Larger schools like West Virginia University have been offering online courses for years. "There seems to be a trend in all areas of offering at least some courses online," said Toni Jones, associate director for career services as WVU. Jones has taught several different courses for WVU and confirms that online classes are able to replicate their offline counterparts. "They have to do the same exercises, they have to have so many interactions with their classmates," she said. "It's not like they can't go in there and not interact. They have a blog or a feed where they're answering questions and interacting."
Jones is a fan of the flexibility and convenience of an online curriculum.
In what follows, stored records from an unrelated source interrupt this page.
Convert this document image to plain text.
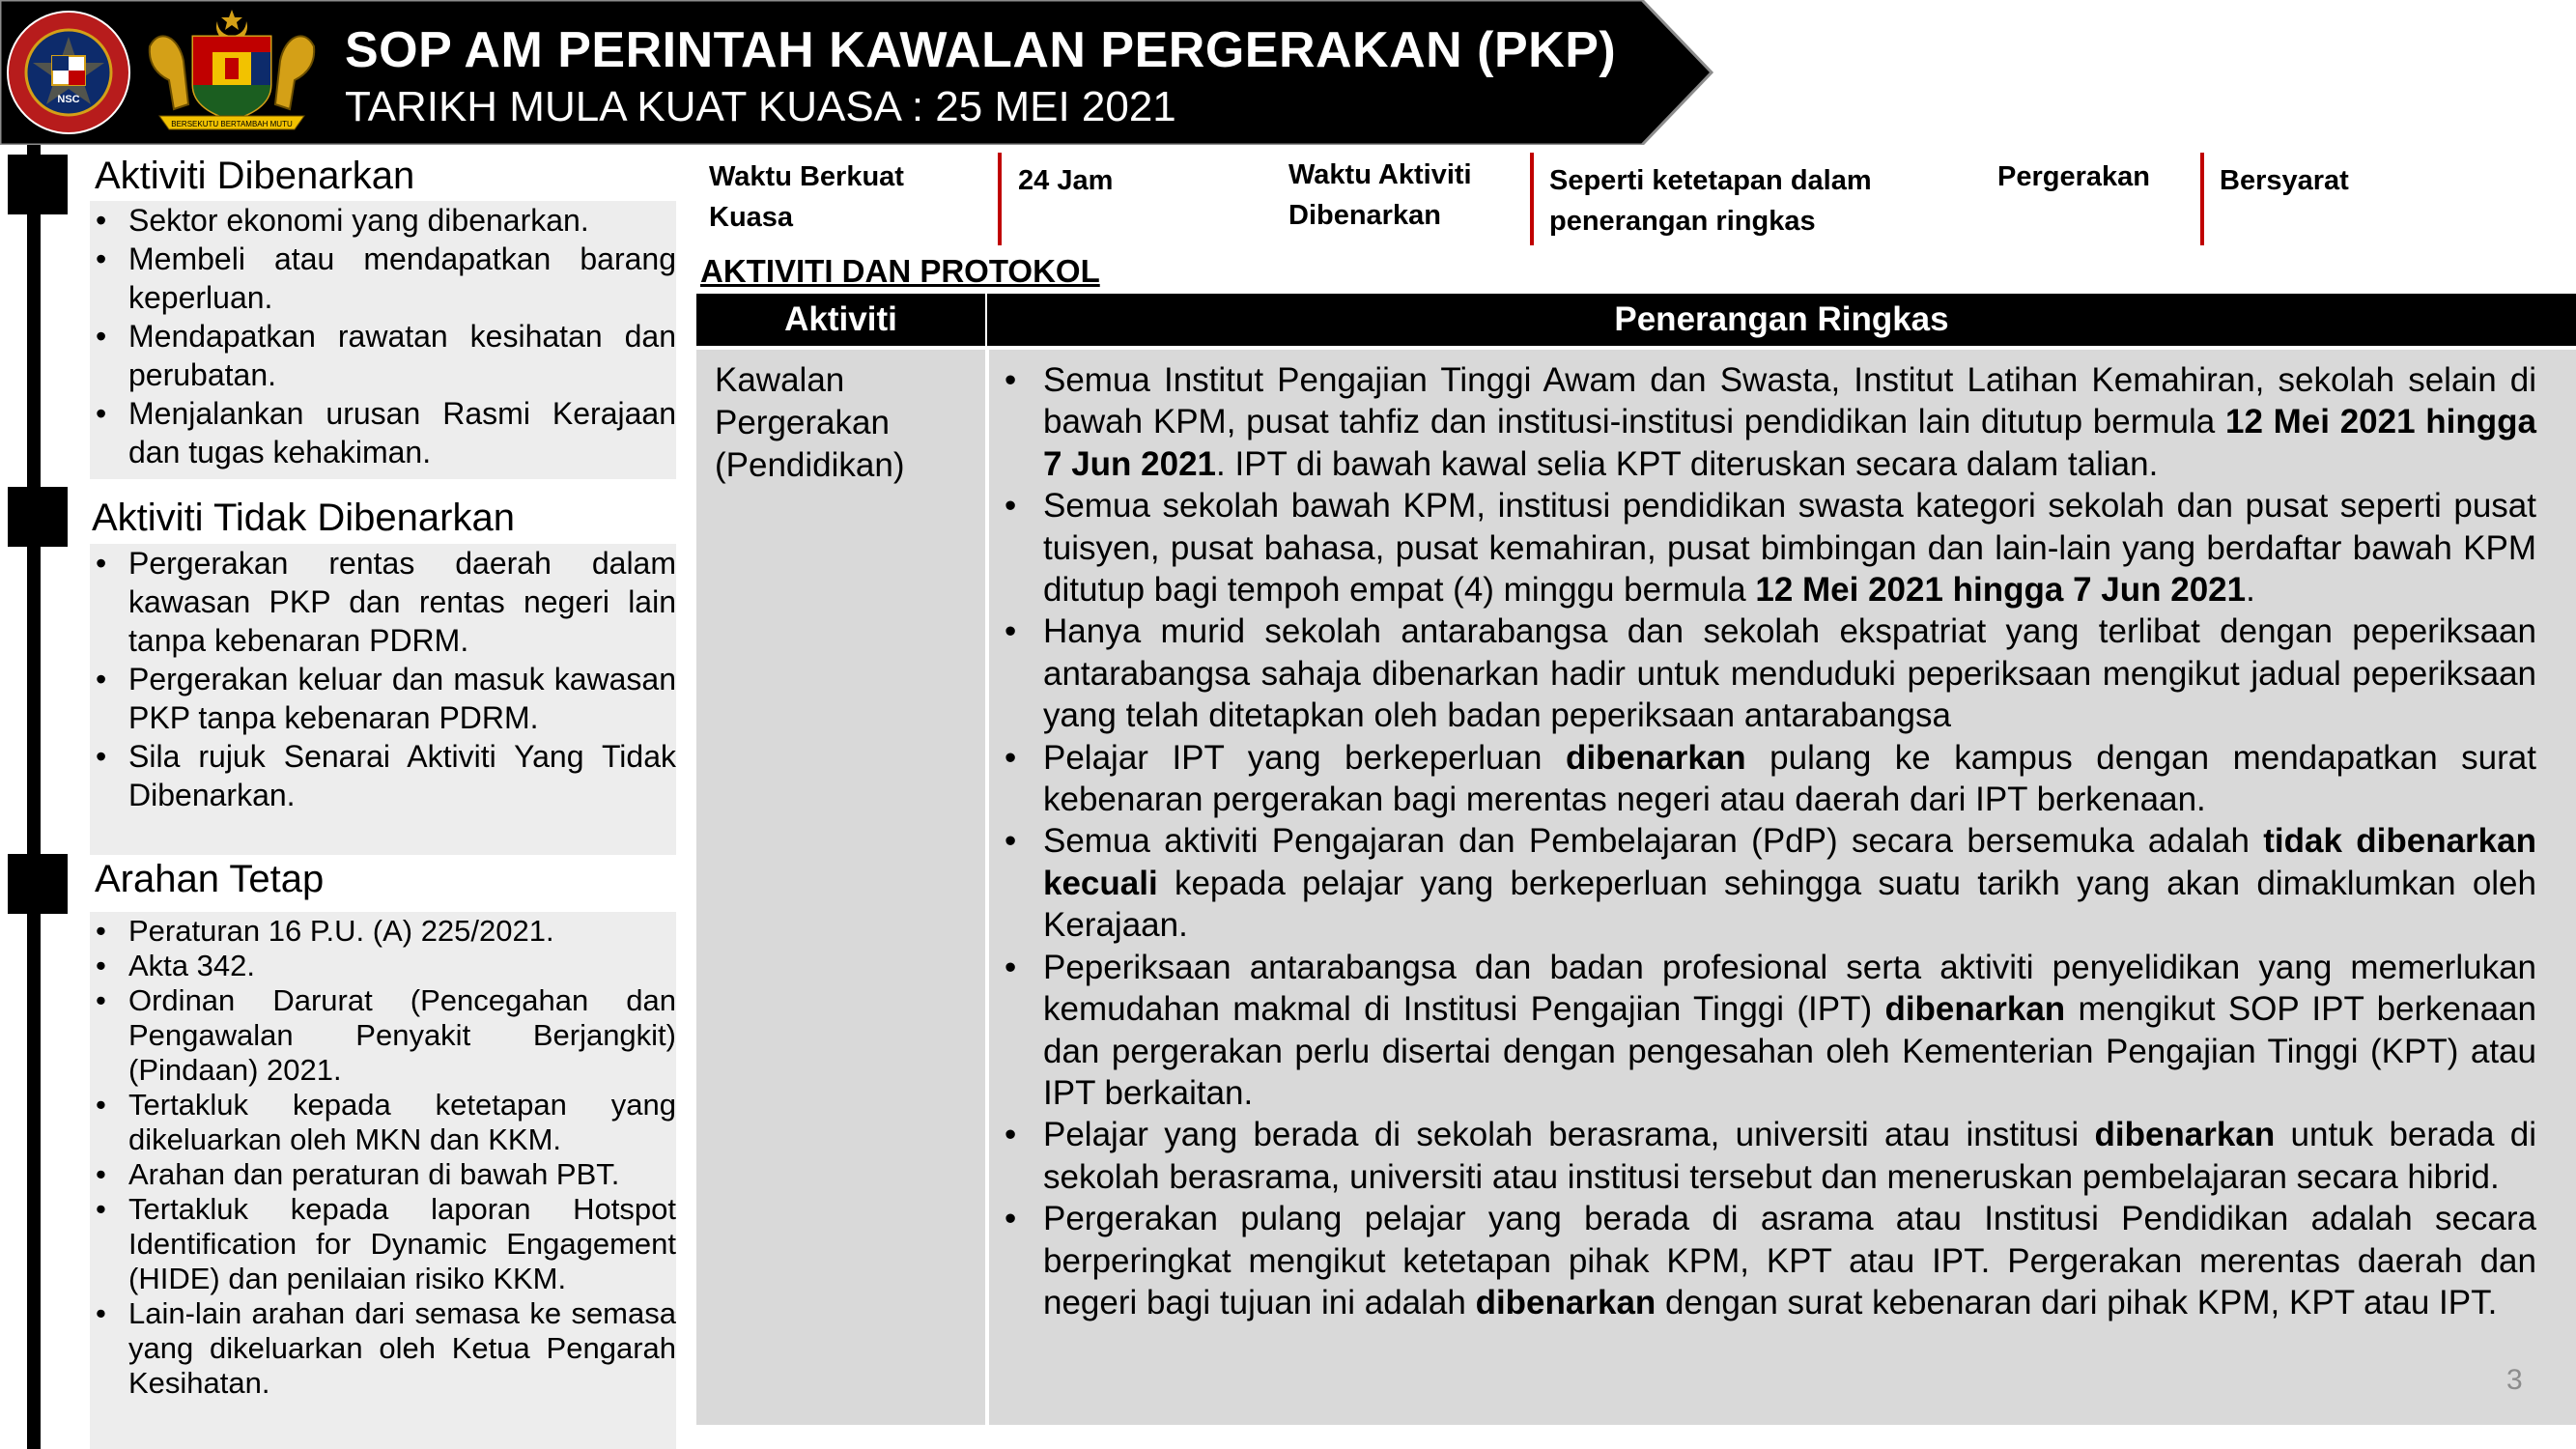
NSC
BERSEKUTU BERTAMBAH MUTU
SOP AM PERINTAH KAWALAN PERGERAKAN (PKP)
TARIKH MULA KUAT KUASA : 25 MEI 2021
Aktiviti Dibenarkan
• Sektor ekonomi yang dibenarkan.
• Membeli atau mendapatkan barang keperluan.
• Mendapatkan rawatan kesihatan dan perubatan.
• Menjalankan urusan Rasmi Kerajaan dan tugas kehakiman.
Aktiviti Tidak Dibenarkan
• Pergerakan rentas daerah dalam kawasan PKP dan rentas negeri lain tanpa kebenaran PDRM.
• Pergerakan keluar dan masuk kawasan PKP tanpa kebenaran PDRM.
• Sila rujuk Senarai Aktiviti Yang Tidak Dibenarkan.
Arahan Tetap
• Peraturan 16 P.U. (A) 225/2021.
• Akta 342.
• Ordinan Darurat (Pencegahan dan Pengawalan Penyakit Berjangkit) (Pindaan) 2021.
• Tertakluk kepada ketetapan yang dikeluarkan oleh MKN dan KKM.
• Arahan dan peraturan di bawah PBT.
• Tertakluk kepada laporan Hotspot Identification for Dynamic Engagement (HIDE) dan penilaian risiko KKM.
• Lain-lain arahan dari semasa ke semasa yang dikeluarkan oleh Ketua Pengarah Kesihatan.
Waktu Berkuat
Kuasa
24 Jam	Waktu Aktiviti
Dibenarkan
Seperti ketetapan dalam
penerangan ringkas
Pergerakan Bersyarat
AKTIVITI DAN PROTOKOL
Aktiviti	Penerangan Ringkas
Kawalan
Pergerakan
(Pendidikan)
• Semua Institut Pengajian Tinggi Awam dan Swasta, Institut Latihan Kemahiran, sekolah selain di bawah KPM, pusat tahfiz dan institusi-institusi pendidikan lain ditutup bermula 12 Mei 2021 hingga 7 Jun 2021. IPT di bawah kawal selia KPT diteruskan secara dalam talian.
• Semua sekolah bawah KPM, institusi pendidikan swasta kategori sekolah dan pusat seperti pusat tuisyen, pusat bahasa, pusat kemahiran, pusat bimbingan dan lain-lain yang berdaftar bawah KPM ditutup bagi tempoh empat (4) minggu bermula 12 Mei 2021 hingga 7 Jun 2021.
• Hanya murid sekolah antarabangsa dan sekolah ekspatriat yang terlibat dengan peperiksaan antarabangsa sahaja dibenarkan hadir untuk menduduki peperiksaan mengikut jadual peperiksaan yang telah ditetapkan oleh badan peperiksaan antarabangsa
• Pelajar IPT yang berkeperluan dibenarkan pulang ke kampus dengan mendapatkan surat kebenaran pergerakan bagi merentas negeri atau daerah dari IPT berkenaan.
• Semua aktiviti Pengajaran dan Pembelajaran (PdP) secara bersemuka adalah tidak dibenarkan kecuali kepada pelajar yang berkeperluan sehingga suatu tarikh yang akan dimaklumkan oleh Kerajaan.
• Peperiksaan antarabangsa dan badan profesional serta aktiviti penyelidikan yang memerlukan kemudahan makmal di Institusi Pengajian Tinggi (IPT) dibenarkan mengikut SOP IPT berkenaan dan pergerakan perlu disertai dengan pengesahan oleh Kementerian Pengajian Tinggi (KPT) atau IPT berkaitan.
• Pelajar yang berada di sekolah berasrama, universiti atau institusi dibenarkan untuk berada di sekolah berasrama, universiti atau institusi tersebut dan meneruskan pembelajaran secara hibrid.
• Pergerakan pulang pelajar yang berada di asrama atau Institusi Pendidikan adalah secara berperingkat mengikut ketetapan pihak KPM, KPT atau IPT. Pergerakan merentas daerah dan negeri bagi tujuan ini adalah dibenarkan dengan surat kebenaran dari pihak KPM, KPT atau IPT.
3
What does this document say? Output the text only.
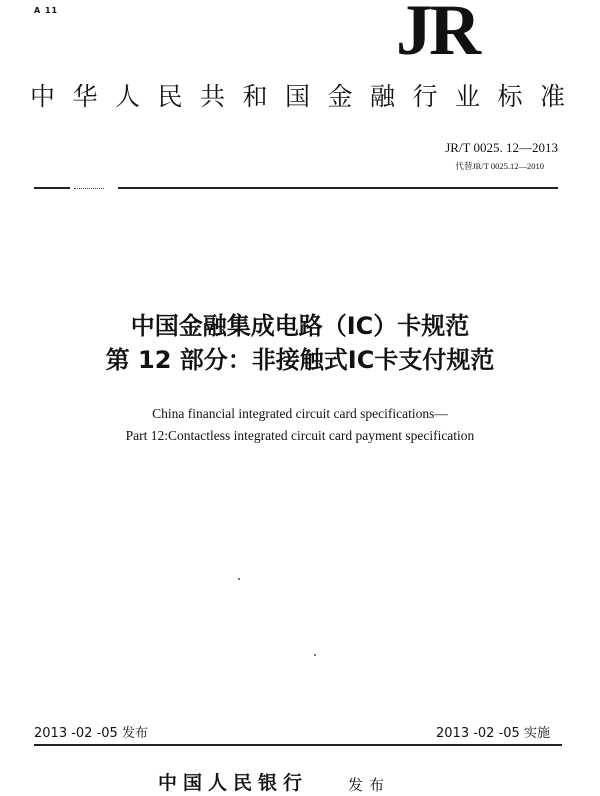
A 11	JR
中华人民共和国金融行业标准
JR/T 0025. 12—2013
代替JR/T 0025.12—2010
中国金融集成电路（IC）卡规范
第 12 部分：非接触式IC卡支付规范
China financial integrated circuit card specifications—
Part 12:Contactless integrated circuit card payment specification
2013 -02 -05 发布	2013 -02 -05 实施
中国人民银行	发布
Students can work on their own time, at their own pace, and for a much lower price. She also says some students and professors even prefer the virtual setting. "In class you have to put them in groups, call on them, et cetera to get them engaged," Jones said. "And for students, sometimes people can even feel a little more comfortable typing an answer in responses as opposed to speaking in front of a large group in class."
But these WVU courses are often more of a hybrid than wholly online offerings. Professors put their own courses on the Web, track them as part of their internal degree program, and may occasionally meet with students for traditional lectures. Jones says she pushes WVU freshmen to go the full traditional route in order to develop their social network, opting for a few online courses down the road when schedules get more hectic.
With internally-run programs like WVU's, the procedure for accessing and interacting with material is well established, as is the path to receiving course credit. Jones says it's unlikely a transcript from WVU would even indicate whether the student participated in online, traditional, or hybrid classes.
It's still unclear whether colleges using external, government-supplied courses could create the systems necessary to be accepted by professors, students and potential employers. While community colleges drawing from government course material may be able to use a similar model as WVU for their hybrid offerings, students accessing materials directly will have to count on new tracking and administrative processes.
Still, Obama's plan has the potential help community colleges drastically increase their course offerings, offer new degree packages, keep fees low, and level the playing field by chipping away at remaining online degree misconceptions. It could also give independent learners a new platform for structured, rewarding education. In these difficult times for current and aspiring students, it's a bold investment that could impact increasingly wired students on campus and off.